Adrian Daub is the Barbara D. Finberg Director of the Clayman Institute, a position he began in 2019. A Stanford professor of comparative literature and German studies in the School of Humanities and Sciences, Daub also serves as director of the Andrew W. Mellon Program for Postdoctoral Studies in the Humanities. Previously, Daub has served as director of undergraduate studies for the Division of Literatures, Cultures and Languages, director of German Studies, and director of the Program in Feminist, Gender, and Sexuality Studies. Daub is the 11th director and the first man to lead the Clayman Institute for Gender Research.
He writes about politics, literature, culture and universities for German newspapers and for Anglo-American outlets. Together with Laura Goode, he hosts the Clayman Institute’s podcast, The Feminist Present, which features weekly interviews with important feminist voices from across the world. His most recent book, The Dynastic Imagination: Family and Modernity in Nineteenth-Century Germany, offers an unexpected account of modern German intellectual history through frameworks of family and kinship. In 2020, he published What Tech Calls Thinking, an examination of the intellectual underpinnings of Silicon Valley and the tech industry.
His research focuses on the intersection of literature, music and philosophy, particularly in the nineteenth century. Daub’s book Uncivil Unions - The Metaphysics of Marriage in German Idealism and Romanticism explores German philosophical theories of marriage from Kant to Nietzsche.
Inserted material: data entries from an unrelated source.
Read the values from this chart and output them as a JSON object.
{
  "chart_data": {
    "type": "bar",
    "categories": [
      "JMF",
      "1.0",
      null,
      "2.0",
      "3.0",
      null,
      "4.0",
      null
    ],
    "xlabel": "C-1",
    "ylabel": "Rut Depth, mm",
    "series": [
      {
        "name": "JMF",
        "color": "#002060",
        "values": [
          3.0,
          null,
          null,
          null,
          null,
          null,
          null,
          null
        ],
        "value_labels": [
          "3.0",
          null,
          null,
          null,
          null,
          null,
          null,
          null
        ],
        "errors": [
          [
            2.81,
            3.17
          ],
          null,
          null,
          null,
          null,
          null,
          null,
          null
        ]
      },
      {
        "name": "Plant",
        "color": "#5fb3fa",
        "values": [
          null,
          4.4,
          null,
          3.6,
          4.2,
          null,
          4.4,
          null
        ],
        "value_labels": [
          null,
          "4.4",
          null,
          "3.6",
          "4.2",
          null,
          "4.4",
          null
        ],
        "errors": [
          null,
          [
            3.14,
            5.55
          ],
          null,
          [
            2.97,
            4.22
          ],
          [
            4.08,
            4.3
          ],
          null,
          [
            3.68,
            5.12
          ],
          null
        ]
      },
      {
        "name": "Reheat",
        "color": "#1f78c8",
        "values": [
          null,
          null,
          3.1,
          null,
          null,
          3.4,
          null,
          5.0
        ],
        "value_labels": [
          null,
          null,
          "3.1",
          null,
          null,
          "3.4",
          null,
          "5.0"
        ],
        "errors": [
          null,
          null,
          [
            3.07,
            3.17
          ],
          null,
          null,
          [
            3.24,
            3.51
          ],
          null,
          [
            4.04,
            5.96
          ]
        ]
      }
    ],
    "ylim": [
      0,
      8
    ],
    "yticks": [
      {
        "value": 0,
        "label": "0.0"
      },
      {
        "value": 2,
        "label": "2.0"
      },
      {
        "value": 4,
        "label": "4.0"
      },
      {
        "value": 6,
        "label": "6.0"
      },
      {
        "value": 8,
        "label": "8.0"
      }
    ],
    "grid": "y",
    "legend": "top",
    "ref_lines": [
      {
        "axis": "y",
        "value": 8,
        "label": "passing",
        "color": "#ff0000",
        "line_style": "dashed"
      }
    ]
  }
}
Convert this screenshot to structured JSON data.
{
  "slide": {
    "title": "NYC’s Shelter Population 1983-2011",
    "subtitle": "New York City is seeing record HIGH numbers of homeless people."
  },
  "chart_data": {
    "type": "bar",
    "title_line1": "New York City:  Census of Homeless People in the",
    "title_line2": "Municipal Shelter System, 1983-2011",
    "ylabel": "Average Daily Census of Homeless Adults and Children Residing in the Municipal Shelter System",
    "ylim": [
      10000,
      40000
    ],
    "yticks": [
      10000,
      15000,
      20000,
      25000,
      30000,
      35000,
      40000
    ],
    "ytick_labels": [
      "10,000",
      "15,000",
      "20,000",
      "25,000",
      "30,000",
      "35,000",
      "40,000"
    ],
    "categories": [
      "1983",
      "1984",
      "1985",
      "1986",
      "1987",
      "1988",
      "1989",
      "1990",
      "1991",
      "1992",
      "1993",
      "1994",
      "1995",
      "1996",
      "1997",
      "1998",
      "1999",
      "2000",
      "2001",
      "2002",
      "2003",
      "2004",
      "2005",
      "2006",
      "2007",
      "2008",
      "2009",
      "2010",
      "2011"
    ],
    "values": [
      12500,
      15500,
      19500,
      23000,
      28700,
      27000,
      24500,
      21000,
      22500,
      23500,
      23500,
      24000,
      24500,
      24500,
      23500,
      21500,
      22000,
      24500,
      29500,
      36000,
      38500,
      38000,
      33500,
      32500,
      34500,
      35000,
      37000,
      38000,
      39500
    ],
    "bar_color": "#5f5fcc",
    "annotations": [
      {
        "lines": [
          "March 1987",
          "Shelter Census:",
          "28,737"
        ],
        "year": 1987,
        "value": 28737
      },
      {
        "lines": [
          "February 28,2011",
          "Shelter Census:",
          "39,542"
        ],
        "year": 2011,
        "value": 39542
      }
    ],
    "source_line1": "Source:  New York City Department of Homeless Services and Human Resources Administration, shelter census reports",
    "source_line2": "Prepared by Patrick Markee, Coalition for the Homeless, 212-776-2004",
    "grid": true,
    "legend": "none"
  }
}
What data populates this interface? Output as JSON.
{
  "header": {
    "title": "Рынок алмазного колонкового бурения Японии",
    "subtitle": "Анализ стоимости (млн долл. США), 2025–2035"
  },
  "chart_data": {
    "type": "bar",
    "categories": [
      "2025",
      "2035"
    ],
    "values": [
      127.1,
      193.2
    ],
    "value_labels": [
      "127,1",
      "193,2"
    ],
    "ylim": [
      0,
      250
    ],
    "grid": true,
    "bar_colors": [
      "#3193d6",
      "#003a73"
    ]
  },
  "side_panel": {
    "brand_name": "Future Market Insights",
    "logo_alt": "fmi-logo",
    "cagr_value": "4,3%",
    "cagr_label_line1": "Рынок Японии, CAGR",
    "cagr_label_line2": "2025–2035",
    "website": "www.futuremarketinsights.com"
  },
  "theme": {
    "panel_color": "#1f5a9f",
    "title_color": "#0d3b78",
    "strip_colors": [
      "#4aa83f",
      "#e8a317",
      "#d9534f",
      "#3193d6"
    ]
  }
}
His recent book, Tristan's Shadow - Sexuality and the Total Work of Art, deals with eroticism in German opera after Wagner. Four-Handed Monsters ties the practice of four-hand piano playing to ideologies about gender, labor, and the family in nineteenth-century Europe. In addition, he has published articles on opera, film, and poetry, as well as literature and scandal. Together with Charles Kronengold he wrote The James Bond Songs: Pop Anthems of Late Capitalism.